There are, of course, some examples of innovation in individual NHS organisations, and the same conference heard from Aintree University Hospitals NHS Foundation Trust, which has replaced paper patient records with an electronic version. Aintree’s chief executive, Catherine Beardshaw, said that a £1.4m a year saving was being achieved. What she did not emphasise quite so strongly is that the saving came from making redundant 70 staff who previously managed the paper records.

But in an organisation where salaries account for such a large proportion of costs (between 60% and 70% in hospitals), gains in efficiency will come only from a smaller workforce.
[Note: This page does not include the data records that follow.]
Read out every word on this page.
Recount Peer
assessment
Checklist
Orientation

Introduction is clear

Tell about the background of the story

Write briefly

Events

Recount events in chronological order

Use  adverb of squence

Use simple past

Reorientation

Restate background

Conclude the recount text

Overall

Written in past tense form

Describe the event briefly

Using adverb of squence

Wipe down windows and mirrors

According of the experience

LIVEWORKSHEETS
Tough as it is on those made redundant, a QIPP programme that was really working would be evidenced by falling hospital staff numbers and rising bed closures. Only in that way can the money be made available to commission the out of hospital care that is seen as the major hope of controlling costs in the long term.

Far from boasting about job losses, however, the government does its best to pretend there aren’t any. In fact, there are a few. In 2010-11, overall staff numbers in the NHS in England fell by 14 900 (1.3%), the largest fall in a decade. And the King’s Fund’s most recent quarterly monitoring report found that more than half the finance directors surveyed were planning further reductions. But these lost jobs are mostly those of managers released by the government’s plans to cut management costs by 45%. Cuts in hospital clinical and nursing staff will be needed, too, if QIPP is to succeed. But there is little sign of that.

And even successes such as Aintree’s tend to be isolated, as unrepresentative as the Potemkin villages prettied up by the Soviet regime to impress foreign visitors. Jim Easton, the NHS national director of improvement and efficiency, told the 20-22 June NHS Confederation conference of his conversations with managers who have led successful and well publicised local change programmes and were surprised that none of their peers had been in touch to learn from their experiences. The lack of curiosity was “pathetic,” he said.

Nicholson asserts, correctly, that business as usual cannot deliver the results. It’s a pity, then, that the approach being taken to improve innovation in the NHS in England smacks so strongly of business as usual.